2000’lerin başındaki toplumsal hayatımızı

anlayıp anlatmak için konunun uzmanları

mutlaka uzun tezler yazacaklar

hisarbuselik dizisi / draması  üzerinden…


dizinin temel karakterlerindendi genç çetin…
orta alt bir ailenin delişmen , aykırı ve sevdalı oğluydu…
bir sevgilisi vardı bir türlü bir araya gelemediği
ve sevgilisi de vurgundu çetin’e…
ama bir türlü olmuyordu işte…


ve bir güzel mi güzel kız daha vurgundu çetin’e….
belki herkesten çok daha fazla biçimde vurgundu 
ve  hayatı her manada alengirli olan  zengin tüccarın kızıydı…


çetin en sonunda bu zengin tüccarın kızıyla evlenmek zorunda kalacaktı…
ama öncesinde çetin,  çok hırtlıklar yapacaktı kalbini dinlediği için...

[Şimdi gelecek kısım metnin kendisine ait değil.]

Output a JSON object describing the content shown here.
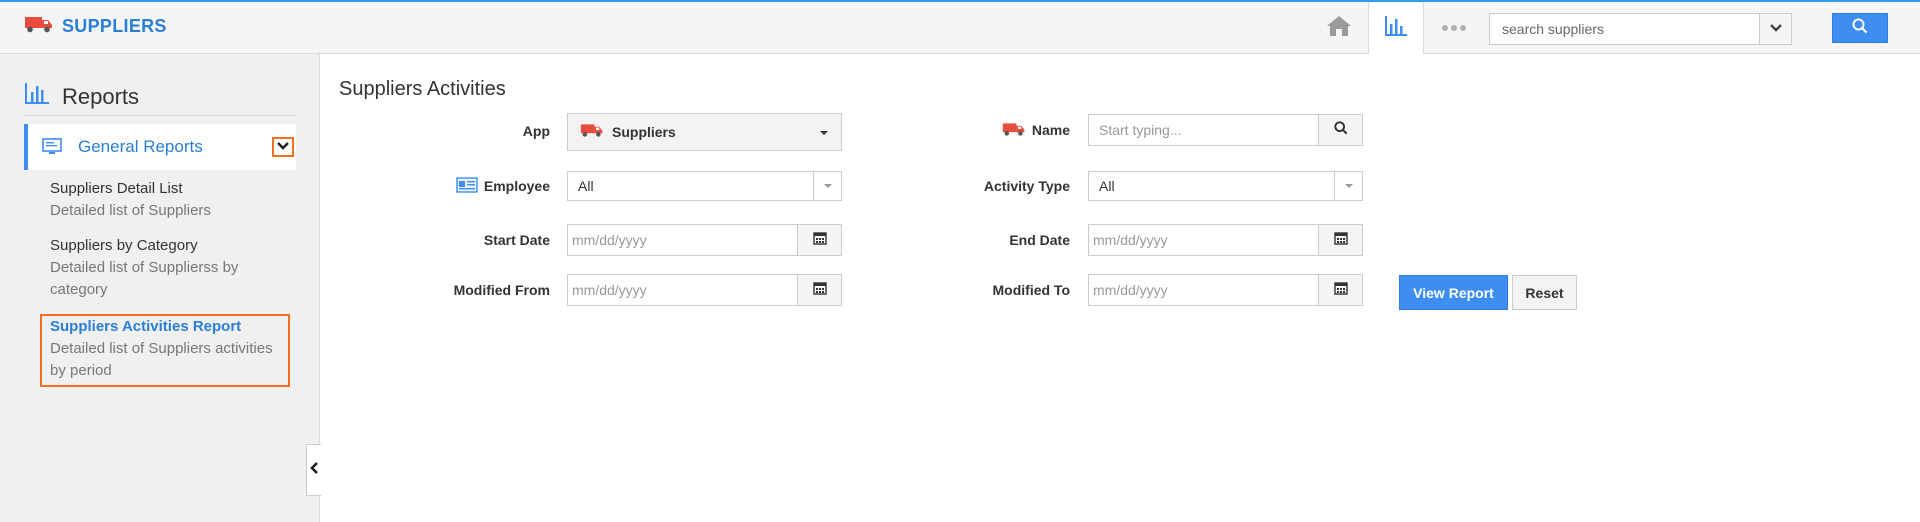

ve öldürücü cümlelerden biri şöyle geçiyordu dizinin bir yerinde
iki aile evlilik adımı için görüşürken çetin son anda su koyuyordu…
ben sevmiyorum nişanlanıp evlenmeyeceğim diyordu…

çetinin babası da tam o anda çuvalı .ötünden silkeleyip şöyle diyordu ;
“sevmek ne ulan, 
ben anneni severek mi 
evlendim…”


kamera tam bu anda anneye dönüyor
ve bin yılın acısını nakşediyordu izleyiciye…
kocası tarafından hiçbir zaman sevilmediğini öğrenen annenin üzerine
değil bir dağ, değil sıradağ bir gezegen yıkılıyordu sanki…


çok merak edenleriniz
12/13 bölümde küt diye bitirilmek zorunda kalan
hisarbuselik dizisini internet üzerinden de 
yudum yudum izleyebilir…


bana sorarsanız mutlaka ama mutlaka izlemelisiniz de…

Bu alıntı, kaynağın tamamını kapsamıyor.